La cuisson est le processus qui transforme la poudre d'émail en une surface vitrifiée : sans elle, il n'existe pas d'émail, seulement du pigment. Au Grand Feu — le grand feu — la température du four dépasse 750–850 °C, parfois jusqu'à 900 °C ; à ces températures, la poudre de silice et les oxydes métalliques fondent et se lient à la base. Un seul cycle ne suffit pas. Le cadran retourne au four de cinq à quinze fois, souvent bien davantage : le laboratoire Moritz Grossmann atteint quatre-vingt-dix passages répartis sur plusieurs jours. Chaque retour au four ajoute une couche, consolide la couleur et approfondit la transparence.
La base doit être compatible avec les dilatations thermiques de l'émail. L'or est le matériau préféré — or jaune pour l'émail blanc classique, or blanc 18k quand le projet l'exige — car son coefficient de dilatation thermique reste suffisamment proche de celui du verre pour limiter les tensions internes. L'acier présente des dilatations différentes et rend le processus plus instable. La porcelaine suit ses propres règles : la cuisson atteint 1 300–1 400 °C, comme dans le cadran Meissen de la Montre Sénateur ou dans le Goldfeather Imari Nabeshima, qui subit cinq phases de cuisson et est réduit d'une pièce massive à une forme bombée d'un millimètre d'épaisseur.

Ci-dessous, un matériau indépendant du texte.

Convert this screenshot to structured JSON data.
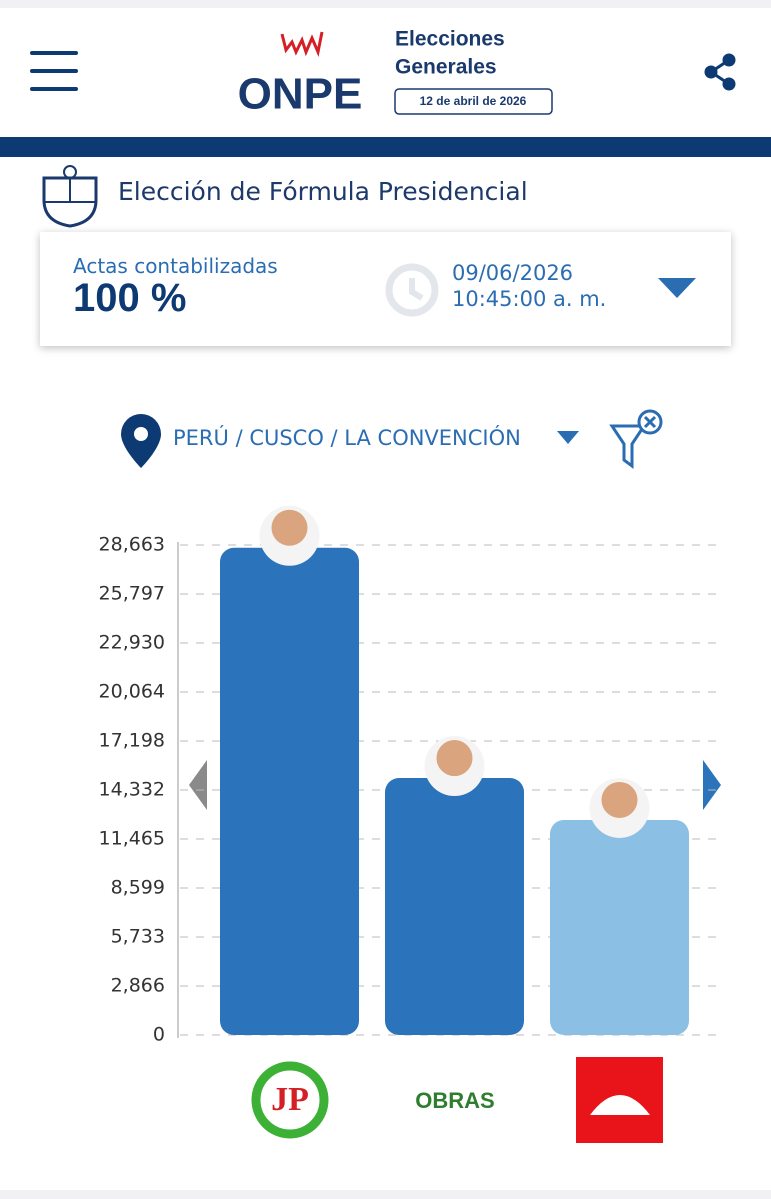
{
  "header": {
    "brand": "ONPE",
    "event_line1": "Elecciones",
    "event_line2": "Generales",
    "event_date": "12 de abril de 2026"
  },
  "election_title": "Elección de Fórmula Presidencial",
  "status": {
    "label": "Actas contabilizadas",
    "value": "100 %",
    "date": "09/06/2026",
    "time": "10:45:00 a. m."
  },
  "location": "PERÚ / CUSCO / LA CONVENCIÓN",
  "chart_data": {
    "type": "bar",
    "categories": [
      "JP",
      "OBRAS",
      null
    ],
    "values": [
      28500,
      15030,
      12580
    ],
    "colors": [
      "#2b73ba",
      "#2b73ba",
      "#8bc0e4"
    ],
    "ylim": [
      0,
      28663
    ],
    "yticks": [
      0,
      {
        "value": 2866,
        "label": "2,866"
      },
      {
        "value": 5733,
        "label": "5,733"
      },
      {
        "value": 8599,
        "label": "8,599"
      },
      {
        "value": 11465,
        "label": "11,465"
      },
      {
        "value": 14332,
        "label": "14,332"
      },
      {
        "value": 17198,
        "label": "17,198"
      },
      {
        "value": 20064,
        "label": "20,064"
      },
      {
        "value": 22930,
        "label": "22,930"
      },
      {
        "value": 25797,
        "label": "25,797"
      },
      {
        "value": 28663,
        "label": "28,663"
      }
    ],
    "grid": true
  }
}
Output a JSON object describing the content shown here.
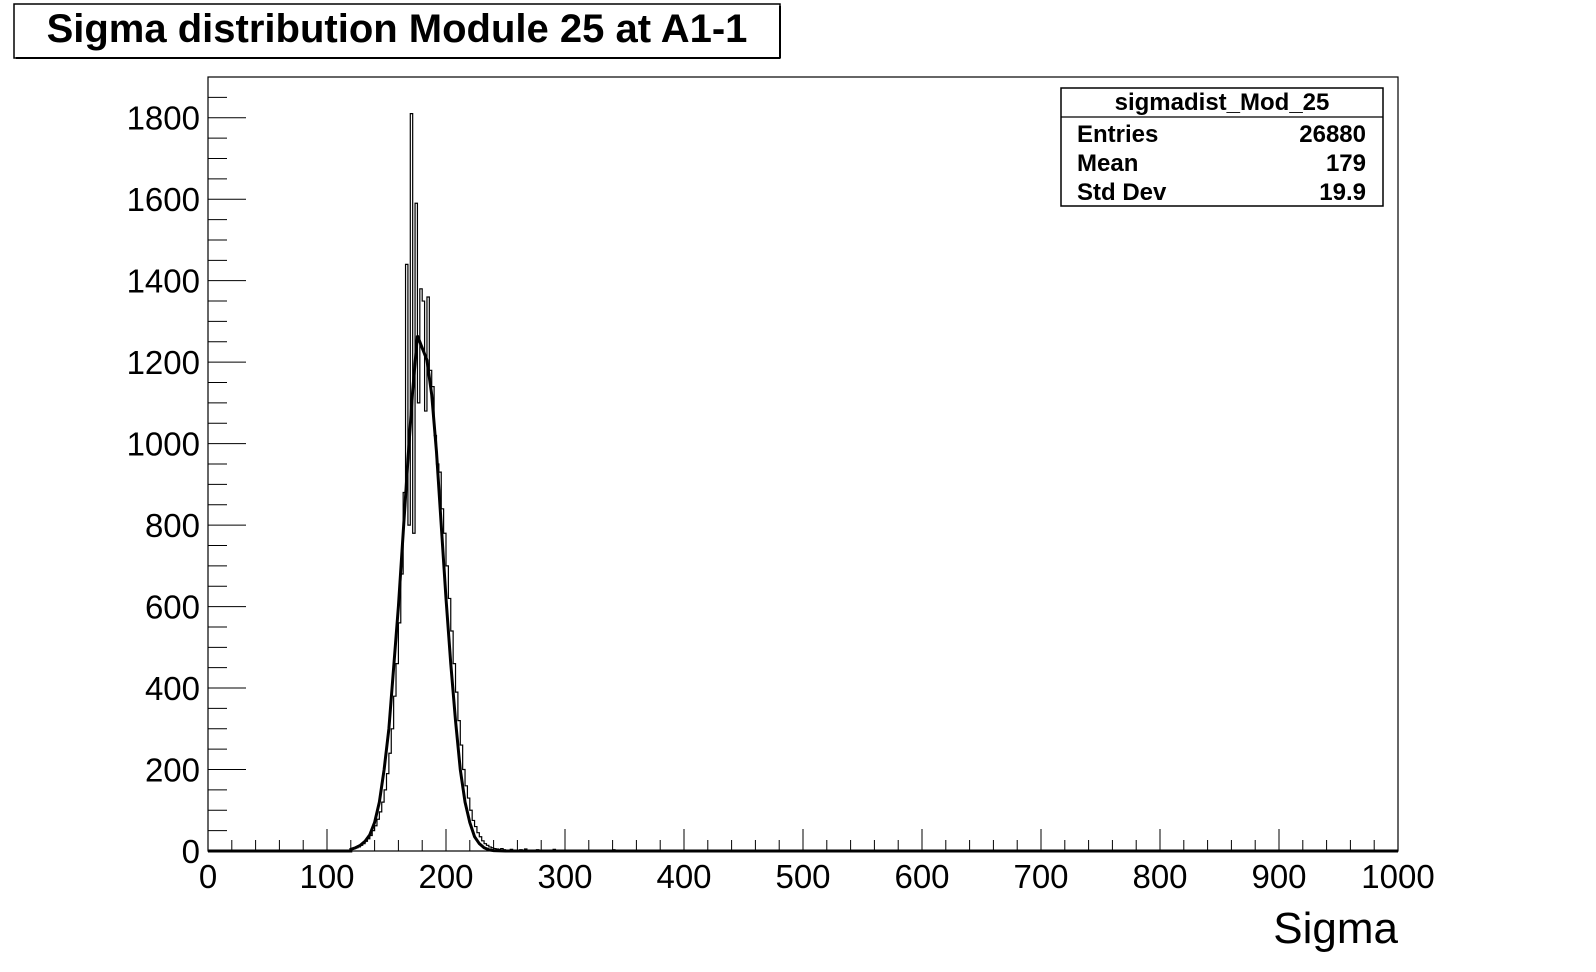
{
  "chart_data": {
    "type": "bar",
    "title": "Sigma distribution Module 25 at A1-1",
    "xlabel": "Sigma",
    "ylabel": "",
    "xlim": [
      0,
      1000
    ],
    "ylim": [
      0,
      1900
    ],
    "x_ticks": [
      "0",
      "100",
      "200",
      "300",
      "400",
      "500",
      "600",
      "700",
      "800",
      "900",
      "1000"
    ],
    "y_ticks": [
      "0",
      "200",
      "400",
      "600",
      "800",
      "1000",
      "1200",
      "1400",
      "1600",
      "1800"
    ],
    "bin_width": 2,
    "grid": false,
    "stats": {
      "name": "sigmadist_Mod_25",
      "rows": [
        {
          "label": "Entries",
          "value": "26880"
        },
        {
          "label": "Mean",
          "value": "179"
        },
        {
          "label": "Std Dev",
          "value": "19.9"
        }
      ]
    },
    "series": [
      {
        "type": "histogram",
        "bins": [
          [
            120,
            4
          ],
          [
            122,
            6
          ],
          [
            124,
            8
          ],
          [
            126,
            10
          ],
          [
            128,
            14
          ],
          [
            130,
            18
          ],
          [
            132,
            24
          ],
          [
            134,
            30
          ],
          [
            136,
            38
          ],
          [
            138,
            50
          ],
          [
            140,
            62
          ],
          [
            142,
            78
          ],
          [
            144,
            96
          ],
          [
            146,
            120
          ],
          [
            148,
            150
          ],
          [
            150,
            190
          ],
          [
            152,
            240
          ],
          [
            154,
            300
          ],
          [
            156,
            380
          ],
          [
            158,
            460
          ],
          [
            160,
            560
          ],
          [
            162,
            680
          ],
          [
            164,
            880
          ],
          [
            166,
            1440
          ],
          [
            168,
            800
          ],
          [
            170,
            1810
          ],
          [
            172,
            780
          ],
          [
            174,
            1590
          ],
          [
            176,
            1100
          ],
          [
            178,
            1380
          ],
          [
            180,
            1350
          ],
          [
            182,
            1080
          ],
          [
            184,
            1360
          ],
          [
            186,
            1180
          ],
          [
            188,
            1140
          ],
          [
            190,
            1020
          ],
          [
            192,
            950
          ],
          [
            194,
            930
          ],
          [
            196,
            840
          ],
          [
            198,
            780
          ],
          [
            200,
            700
          ],
          [
            202,
            620
          ],
          [
            204,
            540
          ],
          [
            206,
            460
          ],
          [
            208,
            390
          ],
          [
            210,
            320
          ],
          [
            212,
            260
          ],
          [
            214,
            200
          ],
          [
            216,
            160
          ],
          [
            218,
            130
          ],
          [
            220,
            100
          ],
          [
            222,
            75
          ],
          [
            224,
            60
          ],
          [
            226,
            45
          ],
          [
            228,
            35
          ],
          [
            230,
            25
          ],
          [
            232,
            18
          ],
          [
            234,
            14
          ],
          [
            236,
            10
          ],
          [
            238,
            8
          ],
          [
            240,
            6
          ],
          [
            242,
            5
          ],
          [
            244,
            4
          ],
          [
            246,
            6
          ],
          [
            248,
            3
          ],
          [
            250,
            2
          ],
          [
            254,
            4
          ],
          [
            258,
            2
          ],
          [
            262,
            3
          ],
          [
            266,
            5
          ],
          [
            270,
            2
          ],
          [
            276,
            3
          ],
          [
            282,
            1
          ],
          [
            290,
            4
          ],
          [
            296,
            2
          ],
          [
            304,
            1
          ],
          [
            310,
            2
          ],
          [
            320,
            1
          ],
          [
            330,
            2
          ],
          [
            340,
            3
          ],
          [
            350,
            1
          ]
        ]
      },
      {
        "type": "fit",
        "points": [
          [
            120,
            4
          ],
          [
            124,
            8
          ],
          [
            128,
            14
          ],
          [
            132,
            24
          ],
          [
            136,
            40
          ],
          [
            140,
            70
          ],
          [
            144,
            120
          ],
          [
            148,
            200
          ],
          [
            152,
            300
          ],
          [
            156,
            450
          ],
          [
            160,
            600
          ],
          [
            164,
            780
          ],
          [
            168,
            960
          ],
          [
            172,
            1130
          ],
          [
            176,
            1265
          ],
          [
            178,
            1250
          ],
          [
            180,
            1235
          ],
          [
            184,
            1205
          ],
          [
            188,
            1120
          ],
          [
            192,
            980
          ],
          [
            196,
            800
          ],
          [
            200,
            620
          ],
          [
            204,
            460
          ],
          [
            208,
            320
          ],
          [
            212,
            200
          ],
          [
            216,
            120
          ],
          [
            220,
            70
          ],
          [
            224,
            35
          ],
          [
            228,
            18
          ],
          [
            232,
            8
          ],
          [
            236,
            3
          ],
          [
            240,
            1
          ],
          [
            250,
            0
          ],
          [
            1000,
            0
          ]
        ]
      }
    ]
  }
}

Les risques sont réels et permanents. Le différentiel de contraction entre le verre et le métal lors du refroidissement peut produire des microfissures, des bulles d'air ou des décollements. Les bruns et certains rouges se comportent de manière imprévisible : le laboratoire de Kong Lingjun à Pékin a passé des mois à stabiliser la teinte sable-chocolat du cadran Yáo. Lorsque les inscriptions — chiffres, ornements, signatures — sont peintes à la main avec de l'émail liquide puis recuites, chaque recuisson représente un risque supplémentaire pour tout le cadran déjà complété.

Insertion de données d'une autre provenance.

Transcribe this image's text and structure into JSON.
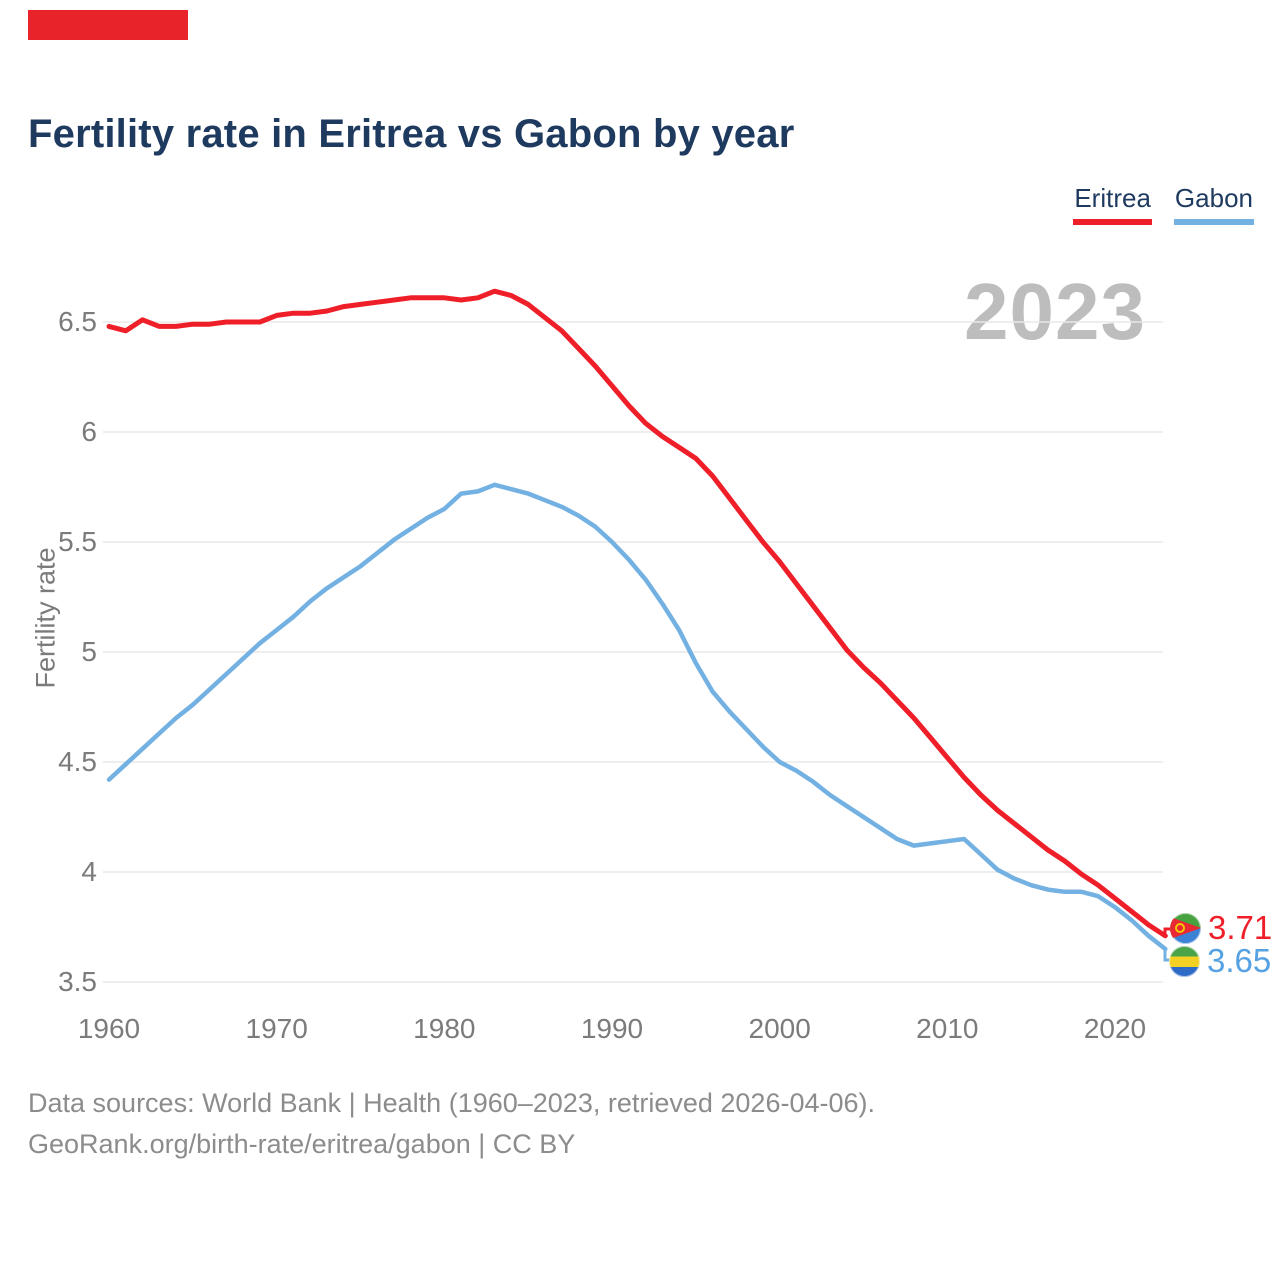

Le résultat final est une surface qui ne s'opacifie pas avec le temps. La profondeur visuelle obtenue — cette sensation de regarder dans le cadran plutôt que sur celui-ci — dépend de l'accumulation de couches translucides superposées, chacune cuite séparément. Aucun vernis et aucune laque ne répliquent cet effet, car la physique est différente : là on applique un film, ici des couches de verre fusionnent. Du pupitre, je reconnais un authentique Grand Feu par l'irrégularité millimétrique de la surface vue de chant : elle n'est jamais parfaitement plane, et c'est précisément cela qui la rend vivante.